When the ghost went to a fancy restaurant, he decided to wear a boo-tie.
What do Ghosts say when they are impressed? - That was spectre-cular!
I feel like I have seen that ghost before...I must have deja boo.
What sound do you hear when a Ghost explodes? kaBOOm!
What kind of key does a ghost use to unlock his room? A spoo-key.
What happens when a ghost gets lost in the fog? He is mist.
When ghosts visit the seaside, they always get an i-scream.
What’s a monster’s favorite play? Romeo and Ghouliet.
Where is the Ghost’s bedroom located? Down the Hall-oween.
Where is the ghost going on holiday the next year? Lake Eerie.
Who do vampires buy their cookies from?
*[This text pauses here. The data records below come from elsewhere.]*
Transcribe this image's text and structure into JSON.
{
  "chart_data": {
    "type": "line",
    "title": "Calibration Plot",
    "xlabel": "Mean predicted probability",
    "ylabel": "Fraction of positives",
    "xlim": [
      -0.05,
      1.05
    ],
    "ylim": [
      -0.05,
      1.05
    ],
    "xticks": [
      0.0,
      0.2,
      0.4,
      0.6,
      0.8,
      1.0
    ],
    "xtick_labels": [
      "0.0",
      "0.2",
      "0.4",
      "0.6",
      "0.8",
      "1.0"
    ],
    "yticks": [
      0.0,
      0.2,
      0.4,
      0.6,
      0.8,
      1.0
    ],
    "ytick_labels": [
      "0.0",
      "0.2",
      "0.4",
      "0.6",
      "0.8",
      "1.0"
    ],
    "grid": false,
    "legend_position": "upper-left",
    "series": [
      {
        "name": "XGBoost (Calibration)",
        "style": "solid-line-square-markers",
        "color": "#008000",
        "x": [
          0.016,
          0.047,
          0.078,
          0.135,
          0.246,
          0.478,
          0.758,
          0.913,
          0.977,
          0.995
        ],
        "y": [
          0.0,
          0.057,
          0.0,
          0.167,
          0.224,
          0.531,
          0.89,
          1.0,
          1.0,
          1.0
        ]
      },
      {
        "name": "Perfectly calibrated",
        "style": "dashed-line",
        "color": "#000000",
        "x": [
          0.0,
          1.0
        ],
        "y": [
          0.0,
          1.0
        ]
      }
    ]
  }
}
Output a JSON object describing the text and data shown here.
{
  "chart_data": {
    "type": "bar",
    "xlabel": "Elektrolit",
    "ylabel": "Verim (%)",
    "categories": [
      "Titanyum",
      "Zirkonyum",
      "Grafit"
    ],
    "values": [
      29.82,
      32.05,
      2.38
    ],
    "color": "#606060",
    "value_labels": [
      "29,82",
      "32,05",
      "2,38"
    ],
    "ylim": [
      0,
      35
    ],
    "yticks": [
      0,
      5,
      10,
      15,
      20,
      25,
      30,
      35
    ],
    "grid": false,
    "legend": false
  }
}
The Ghoul Scouts
What is a Ghost’s favourite film? Paranormal Activity.
What game do Ghost children play? Hide and shriek!
What did the ghost buy at the bar? Boos!
What's a ghost with a broken leg called? A hoblin goblin.
What do you call a little ghost with a torn sheet? A hole-y terror.
Why didn't the ghost dance at the party? He had no body to dance with.
What did the ghost teacher say to her class? - Look at the board and I’ll go through it, again.
Why did the ghost go to the big Labor Day sale? He’s a bargain haunter.
Where do ghosts go trick or treating? Dead ends.
What is the collective noun for Ghosts? Team spirit.
When the ghost family got in their car, the dad ghost told the kids to fasten their sheet-belts.
Where do fashionable ghosts shop for sheets? Bootiques.
What do you call a ghost who haunts fireplaces? A toastie ghostie.
Why did the Ghost turn down the job? He could not see himself doing it.
How should you greet a Ghost? - Long time, no see.
Why are Ghosts so lonely? They have nobody to lean on.
How did the ghost get from New York to London? British Scare-ways.
What kind of writer did the ghost hire to write his biography? A ghostwriter, duh.
What you call the Ghost of a Chicken? Poultry-geist.
Why did the Ghosts win the soccer match? They scored more Ghouls.
What kind of horse does a ghost ride? A nightmare.
What is a Ghost’s favourite toy to play with? Leg-oooooooooooooooo!
What did the ghost do at the red light? He came to a dead stop.
Why are Ghosts in such good shape? Plenty of exorcise and a good die-t.
How do ghosts stay fit? By exorcising daily.
Why do girl ghosts go on diets? So they can keep their ghoulish figures.
What do you do when a ton of ghosts show up at your house? Hope that it’s Halloween!
Where does a ghost go on vacation? Mali-boo.
How do ghosts wash their hair? Sham-boo.
The ghoul didn't get his letter on time because it got lost at the ghost office.
Which soccer position does a Ghost play? Ghoulkeeper, of course.
When they want to relax, ghosts have a boo-ble bath.
Why did the game warden arrest the ghost? No haunting license.
Why do ghosts like elevators? They raise their spirits.
How does a Ghost say good-bye? - I can’t wait to seance you again.
What do ghosts use to keep their hair in place? Scare-spray!
What do you call the ghost of a door-to-door salesman? A dead ringer.
Two ghosts were at a disco. One was having a fa-boo-lous time and the other wanted to boo-gie all night long!
A ghost's favourite pie flavour is boo-berry.